The one at his left hand side said again: “Emotional dissatisfaction.” It was clear she was in support of what Sani’s wife had done, and looked like she didn’t have a husband. He wanted to give her a dirty slap, she had a mouth like chicken bum.
“I couldn’t behold the face of the coward she had prefer to her husband. The thing that was actually attractive about the guy,” another one from close to the door said. The kind of women that talk with food in their mouth: she was eating groundnut.
“Please excuse those words, madam. Who else but that fat guy that stays in Shomolu? I’ve seen him in a situation like this, besides I’ve seen that lady on Instagram once in that area too. The boy is always after small girls and married women.” This was the one sitting beside his right hand side.
“Wait! Is it that guy that has scar close to his right eye? That ugly pig?” one said.

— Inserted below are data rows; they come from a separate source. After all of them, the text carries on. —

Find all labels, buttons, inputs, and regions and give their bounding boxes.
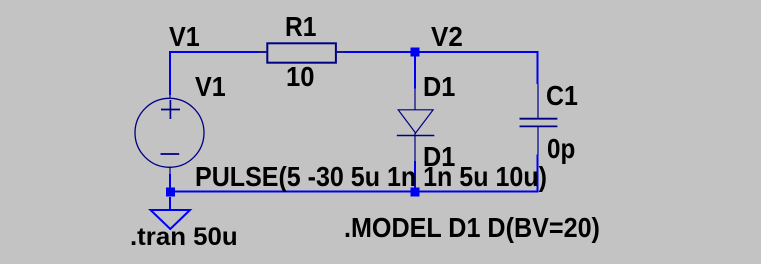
spice directive .MODEL D1 D(BV=20)	[344, 214, 600, 242]
source value PULSE(5 -30 5u 1n 1n 5u 10u)	[195, 163, 547, 191]
node label V2	[431, 23, 463, 51]
wire: vertical from diode D1 bottom lead to bottom junction	[414, 161, 416, 191]
resistor designator R1	[285, 13, 316, 41]
capacitor value 0p	[547, 135, 575, 163]
resistor value 10	[286, 63, 314, 91]
wire: vertical from node V2 junction down to diode D1 top lead	[414, 53, 416, 89]
source designator V1	[195, 73, 226, 101]
node label V1	[169, 23, 200, 51]
wire: bottom horizontal from V1 junction to bottom-right corner	[170, 191, 539, 193]
voltage source V1 (circle with plus and minus)	[135, 95, 204, 174]
wire: vertical from bottom-left junction down to ground symbol	[169, 197, 171, 210]
junction: bottom of source V1 at ground	[166, 188, 175, 197]
capacitor C1	[520, 84, 558, 155]
wire: top horizontal from corner to resistor R1 left lead	[169, 51, 258, 53]
diode designator D1	[423, 73, 455, 101]
capacitor designator C1	[546, 82, 578, 110]
resistor R1 (box)	[258, 43, 346, 62]
diode model label D1	[423, 143, 455, 171]
wire: top-left vertical from corner to V1 source top	[169, 51, 171, 95]
ground symbol	[151, 210, 191, 229]
wire: right vertical from top-right corner to capacitor C1 top lead	[537, 51, 539, 84]
junction: node V2 at top of diode branch	[411, 48, 420, 57]
wire: vertical from V1 source bottom to bottom-left junction	[169, 174, 171, 188]
junction: bottom of diode branch	[411, 188, 420, 197]
diode D1	[397, 89, 435, 162]
wire: top horizontal from resistor R1 right lead to top-right corner	[345, 51, 539, 53]
wire: right vertical from capacitor C1 bottom lead to bottom-right corner	[537, 155, 539, 193]
spice directive .tran 50u	[130, 225, 238, 250]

“You’re the one regarding him as pig, she doesn’t.” That same woman at his left hand again.
He almost had a heart attack hearing them talk. Had it been they were aware he was the victim. He heard one say: “I really pity the husband who has been thinking he had a good wife all along. Who knows this thing has been going on under his nose?
Gasti was in serious trouble. He heard the conversation of the women as he drove. He thanked God he’d picked his conductor as he drove out in the morning. He quickly wore his cap and drew the upper part down so it could cover almost down to his mouth. He was sweating profusely, and he drove like he wanted to fly over the vehicles ahead of him.

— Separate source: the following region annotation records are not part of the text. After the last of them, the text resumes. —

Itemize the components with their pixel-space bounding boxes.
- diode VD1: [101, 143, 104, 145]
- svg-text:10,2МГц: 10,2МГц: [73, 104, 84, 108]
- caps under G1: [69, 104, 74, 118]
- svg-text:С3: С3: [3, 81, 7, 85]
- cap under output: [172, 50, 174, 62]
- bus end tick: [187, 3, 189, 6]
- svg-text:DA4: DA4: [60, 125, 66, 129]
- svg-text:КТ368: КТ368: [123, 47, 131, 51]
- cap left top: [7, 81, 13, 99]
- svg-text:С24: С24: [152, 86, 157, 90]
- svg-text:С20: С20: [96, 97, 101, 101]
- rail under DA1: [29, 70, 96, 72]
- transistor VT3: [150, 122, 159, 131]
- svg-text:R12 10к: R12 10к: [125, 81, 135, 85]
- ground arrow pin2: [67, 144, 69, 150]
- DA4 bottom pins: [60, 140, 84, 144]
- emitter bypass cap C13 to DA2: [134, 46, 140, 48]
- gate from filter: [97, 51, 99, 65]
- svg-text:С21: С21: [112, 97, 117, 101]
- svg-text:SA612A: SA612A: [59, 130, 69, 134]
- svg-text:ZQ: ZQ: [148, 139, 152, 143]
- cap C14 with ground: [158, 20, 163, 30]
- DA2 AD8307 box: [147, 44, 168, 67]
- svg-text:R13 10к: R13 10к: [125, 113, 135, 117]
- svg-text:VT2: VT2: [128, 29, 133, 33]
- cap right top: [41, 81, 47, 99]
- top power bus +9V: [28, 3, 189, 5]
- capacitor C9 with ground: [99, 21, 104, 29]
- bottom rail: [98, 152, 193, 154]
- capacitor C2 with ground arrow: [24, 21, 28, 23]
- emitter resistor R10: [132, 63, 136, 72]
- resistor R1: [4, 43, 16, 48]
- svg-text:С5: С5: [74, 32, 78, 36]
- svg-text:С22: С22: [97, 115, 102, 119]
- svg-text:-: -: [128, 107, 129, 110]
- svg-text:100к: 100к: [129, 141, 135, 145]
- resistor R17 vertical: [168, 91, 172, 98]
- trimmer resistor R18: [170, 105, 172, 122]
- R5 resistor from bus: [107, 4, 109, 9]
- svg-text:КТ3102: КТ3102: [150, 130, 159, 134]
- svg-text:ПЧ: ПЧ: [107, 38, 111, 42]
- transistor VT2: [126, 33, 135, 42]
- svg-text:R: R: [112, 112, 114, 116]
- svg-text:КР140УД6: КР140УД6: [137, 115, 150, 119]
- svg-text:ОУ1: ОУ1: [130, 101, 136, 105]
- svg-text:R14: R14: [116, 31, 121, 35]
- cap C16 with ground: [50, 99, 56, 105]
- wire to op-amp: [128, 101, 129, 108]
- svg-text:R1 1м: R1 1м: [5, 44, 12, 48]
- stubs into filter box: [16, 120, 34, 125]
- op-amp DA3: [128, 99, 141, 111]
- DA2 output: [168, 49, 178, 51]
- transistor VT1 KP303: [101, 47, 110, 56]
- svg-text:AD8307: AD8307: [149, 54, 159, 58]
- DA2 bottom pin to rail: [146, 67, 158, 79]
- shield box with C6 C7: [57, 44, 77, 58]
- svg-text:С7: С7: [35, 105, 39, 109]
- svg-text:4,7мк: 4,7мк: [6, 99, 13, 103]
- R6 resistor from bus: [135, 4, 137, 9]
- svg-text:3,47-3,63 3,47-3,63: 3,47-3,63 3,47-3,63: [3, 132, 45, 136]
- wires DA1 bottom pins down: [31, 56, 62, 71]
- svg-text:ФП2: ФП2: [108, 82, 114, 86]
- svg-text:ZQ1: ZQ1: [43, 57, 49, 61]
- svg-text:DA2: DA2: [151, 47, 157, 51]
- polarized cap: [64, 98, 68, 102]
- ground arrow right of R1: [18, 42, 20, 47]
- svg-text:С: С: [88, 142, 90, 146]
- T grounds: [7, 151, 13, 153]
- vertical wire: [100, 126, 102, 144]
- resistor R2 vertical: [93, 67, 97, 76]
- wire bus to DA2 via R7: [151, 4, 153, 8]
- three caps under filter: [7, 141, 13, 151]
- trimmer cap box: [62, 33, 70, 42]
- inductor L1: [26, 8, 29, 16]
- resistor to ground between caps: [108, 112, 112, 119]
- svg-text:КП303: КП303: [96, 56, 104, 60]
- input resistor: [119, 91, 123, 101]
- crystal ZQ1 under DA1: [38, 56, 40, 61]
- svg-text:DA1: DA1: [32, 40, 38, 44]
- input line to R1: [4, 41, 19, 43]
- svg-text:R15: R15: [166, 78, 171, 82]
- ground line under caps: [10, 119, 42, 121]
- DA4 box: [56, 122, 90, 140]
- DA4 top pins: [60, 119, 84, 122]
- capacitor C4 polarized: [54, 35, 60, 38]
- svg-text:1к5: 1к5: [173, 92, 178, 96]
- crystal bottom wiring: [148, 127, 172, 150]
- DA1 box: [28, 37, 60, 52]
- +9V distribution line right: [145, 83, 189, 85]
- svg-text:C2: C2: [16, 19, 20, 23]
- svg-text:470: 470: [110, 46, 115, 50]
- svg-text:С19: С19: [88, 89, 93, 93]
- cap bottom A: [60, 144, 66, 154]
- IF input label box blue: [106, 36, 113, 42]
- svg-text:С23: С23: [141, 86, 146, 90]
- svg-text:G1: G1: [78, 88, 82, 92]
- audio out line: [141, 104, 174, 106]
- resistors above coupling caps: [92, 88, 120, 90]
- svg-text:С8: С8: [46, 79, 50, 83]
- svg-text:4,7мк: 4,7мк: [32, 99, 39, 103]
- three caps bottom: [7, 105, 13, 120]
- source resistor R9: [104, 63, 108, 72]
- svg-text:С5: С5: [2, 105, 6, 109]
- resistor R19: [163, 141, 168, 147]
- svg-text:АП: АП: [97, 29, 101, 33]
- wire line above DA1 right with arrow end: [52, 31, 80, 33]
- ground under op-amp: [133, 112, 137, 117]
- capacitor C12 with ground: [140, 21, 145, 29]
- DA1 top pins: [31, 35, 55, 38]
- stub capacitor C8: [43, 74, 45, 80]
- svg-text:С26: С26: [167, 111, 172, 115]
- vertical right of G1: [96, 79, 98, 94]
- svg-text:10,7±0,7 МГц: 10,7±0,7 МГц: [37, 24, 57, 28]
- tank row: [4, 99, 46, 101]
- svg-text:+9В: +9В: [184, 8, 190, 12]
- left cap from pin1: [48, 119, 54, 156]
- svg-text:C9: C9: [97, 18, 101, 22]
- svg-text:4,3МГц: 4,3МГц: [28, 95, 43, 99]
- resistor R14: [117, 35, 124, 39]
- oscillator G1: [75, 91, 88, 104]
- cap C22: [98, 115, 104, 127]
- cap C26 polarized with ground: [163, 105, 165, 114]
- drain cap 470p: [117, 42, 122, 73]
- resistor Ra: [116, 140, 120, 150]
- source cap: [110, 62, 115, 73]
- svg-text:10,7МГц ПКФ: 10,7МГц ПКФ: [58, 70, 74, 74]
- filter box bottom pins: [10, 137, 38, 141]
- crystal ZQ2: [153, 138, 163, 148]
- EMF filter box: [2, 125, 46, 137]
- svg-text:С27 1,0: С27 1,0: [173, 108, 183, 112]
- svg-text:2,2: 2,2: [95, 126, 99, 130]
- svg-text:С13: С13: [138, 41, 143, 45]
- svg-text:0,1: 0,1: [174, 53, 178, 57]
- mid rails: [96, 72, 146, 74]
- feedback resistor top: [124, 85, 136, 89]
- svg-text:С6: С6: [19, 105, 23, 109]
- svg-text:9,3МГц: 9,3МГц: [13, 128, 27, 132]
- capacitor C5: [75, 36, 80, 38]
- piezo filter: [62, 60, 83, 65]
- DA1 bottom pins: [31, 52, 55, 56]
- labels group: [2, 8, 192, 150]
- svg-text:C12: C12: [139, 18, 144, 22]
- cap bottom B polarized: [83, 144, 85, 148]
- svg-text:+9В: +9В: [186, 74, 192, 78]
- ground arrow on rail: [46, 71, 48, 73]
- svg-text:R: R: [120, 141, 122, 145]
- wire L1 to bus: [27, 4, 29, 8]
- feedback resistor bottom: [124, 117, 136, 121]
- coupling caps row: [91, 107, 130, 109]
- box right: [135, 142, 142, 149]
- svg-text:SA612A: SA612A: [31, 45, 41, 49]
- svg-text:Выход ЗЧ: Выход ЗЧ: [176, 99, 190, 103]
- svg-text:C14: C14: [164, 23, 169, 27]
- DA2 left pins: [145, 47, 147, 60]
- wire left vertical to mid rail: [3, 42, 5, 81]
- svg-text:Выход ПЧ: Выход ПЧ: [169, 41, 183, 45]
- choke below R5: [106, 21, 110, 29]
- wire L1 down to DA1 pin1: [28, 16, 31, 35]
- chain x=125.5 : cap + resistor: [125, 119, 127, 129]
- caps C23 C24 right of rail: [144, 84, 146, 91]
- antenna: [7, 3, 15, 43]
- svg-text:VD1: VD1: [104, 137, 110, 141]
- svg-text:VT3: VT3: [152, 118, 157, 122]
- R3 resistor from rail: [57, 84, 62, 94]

It was funny how both of them were in same vehicle where the incident that happened between them was the discussion that kept everyone busy, they could only listen and use the information the women would gave them, because, quite frankly, it was more than a radio discussion.
In Sani’s heart, he thanked God he had so much confidence that the scum back lived in shomolu. He was ready to fight the guy no matter how big he appears.
He paid the driver and headed forward.
He could use his help, he could ask him few questions that might lead him directly to the animal he was looking for.
He called him as he approached. “Please, if you were listening to the women in the bus, do you by any chance recognize the man they referred to?”
Gasti didn’t bother to raise his face because he already knew the person might just recognize him. “I don’t know,” he said.
Sani began to surmise it could be the idiot standing before him, judging from how fat he looked. “Ok.” But he did not move forward, he just swiftly pulled the cap off his face and he saw the scar near the eye.
All hell broke loose as he pounced on him and started punching his face. The women in the vehicle all came out and started shouting, trying their best to separate the fight, but the two men clung to themselves like two insects, inseparable.
As he rained punches on him, he keep saying, “I caught this idiot in my house with my wife.”
But Sani was surprised to hear them say, “Leave him, it’s not his fault, your wife did not stamp your name on her forehead.” “If you kill him, we will cease you here, it’s your wife that has a public bedroom.” “Have you killed your wife before attacking the innocent man like that? It is your lustful wife that needs to be hanged.”
Sani’s head spun around his neck as he heard too much and felt guilty. He got up from the fat fellow and just left shamefully. His shirt was out of order.
Gasti rose from the ground like a giant. “God bless all of you.”
“Will you keep quiet, idiot, you don’t know yourself,” one of the ladies retorted.
“We would have allowed him remove your nose as you can’t leave other people’s property alone, if not for the fact that we have somewhere going.”